Miller writes: "My project follows the culture from its emergence in the frontier days of early signaturing, to the golden age of whole-car murals and letter technologies, and to its global status" (9).

Miller's book is important because it focuses an eye on the beginning stages of a culture that has, over the course of nearly 40 years, manifest itself into dozens of sub-categories and sub-cultures in every cranny of the globe. The globalization (and I use that term so affectionately) of graffiti art is a remarkable aspect to follow. What began as an incredibly isolated and specific visual and textual rhetoric of borough (and "ghetto") life in NYC has become a means of expressing and orienting oneself to very universal ideologies of political subjugation, capitalistic tyranny, and the residue of colonial oppression that exist virtually everywhere people do.

Though I am fresh to the subject, a unique examination found in Miller's book appears to be the careful consideration of graffiti's ethnic roots. The culture, according to Miller, is deeply submersed in a hip-hop mentality that features significant aspect of African, African-American, and Caribbean traditions. Tethering graffiti so closely to these ethnic traditions is, in many aspects, irrefutable, though some of the artists interviewed for the book appear to resist the implications. Some view their roots in aerosol culture as something indicative and loyal to NYC life rather than outside or "foreign" ethnic forces -- though Miller does well to steep NYC history itself in African-American and Caribbean tradition (the city as a melting pot). Great comparisons ensue, like the references of graffiti to jazz, blues, and gospel music as art forms intrinsically American. In a far broader sense, Miller eventually asserts that an understanding of graffiti is, "central to a contemporary dialogue on issues of race and class" (14).
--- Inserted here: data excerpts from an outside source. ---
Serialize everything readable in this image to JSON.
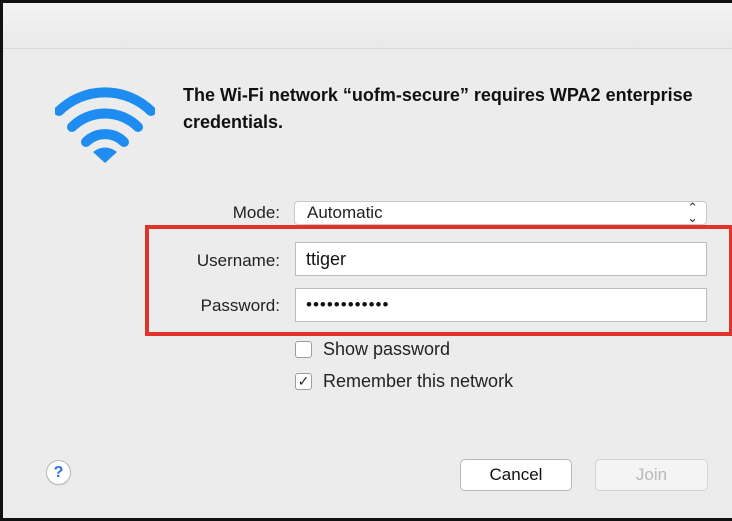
{
  "dialog": {
    "message": "The Wi-Fi network “uofm-secure” requires WPA2 enterprise credentials."
  },
  "form": {
    "mode_label": "Mode:",
    "mode_value": "Automatic",
    "username_label": "Username:",
    "username_value": "ttiger",
    "password_label": "Password:",
    "password_value": "••••••••••••",
    "show_password_label": "Show password",
    "show_password_checked": false,
    "remember_network_label": "Remember this network",
    "remember_network_checked": true,
    "remember_check_glyph": "✓"
  },
  "buttons": {
    "help_label": "?",
    "cancel_label": "Cancel",
    "join_label": "Join"
  },
  "icons": {
    "wifi": "wifi-icon",
    "select_arrows": "up-down-chevron-icon",
    "help": "question-mark-icon"
  },
  "colors": {
    "wifi_blue": "#1e8cf0",
    "highlight_red": "#e0342a",
    "help_blue": "#2d6ee8"
  }
}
In addition to the visual and textual rhetoric of graffiti, Miller frames his research with important examination of the technology used and -- crucially -- developed by the early street artists. Custom spray can tops; the appropriation of words and language and the creation of new words and meanings; the reinvention of the signature, of the name, as crucial expression of identity; the use of city technologies (such as the train systems) act as canvas, metaphor, and vehicle for transporting the artwork to multiple segments of the population. Every aspect and technology used by the graffiti culture helped to frame and further their concepts to a broader and, ultimately limitless, audience.

The book is rich with many interviews with first- and subsequent generations of graffiti artists. Because so many of the artist are still alive, still active, and still eager to communicate the story of how the movement began, Miller's book is greatly enhanced by a tender and compassionate interest in receiving first-hand information and critique on the subject from those who lived -- and created -- it. The book is filled to the brim with great images, great quotes, and great analysis of graffiti art as it progressed from the early 70's to the early 00's. A must read for the novice art historian, like myself, for a foray into the world of graffiti. It will be impossible to understand great artists like Basquiat or Banksy without an understanding of street art's roots. Miller takes us there.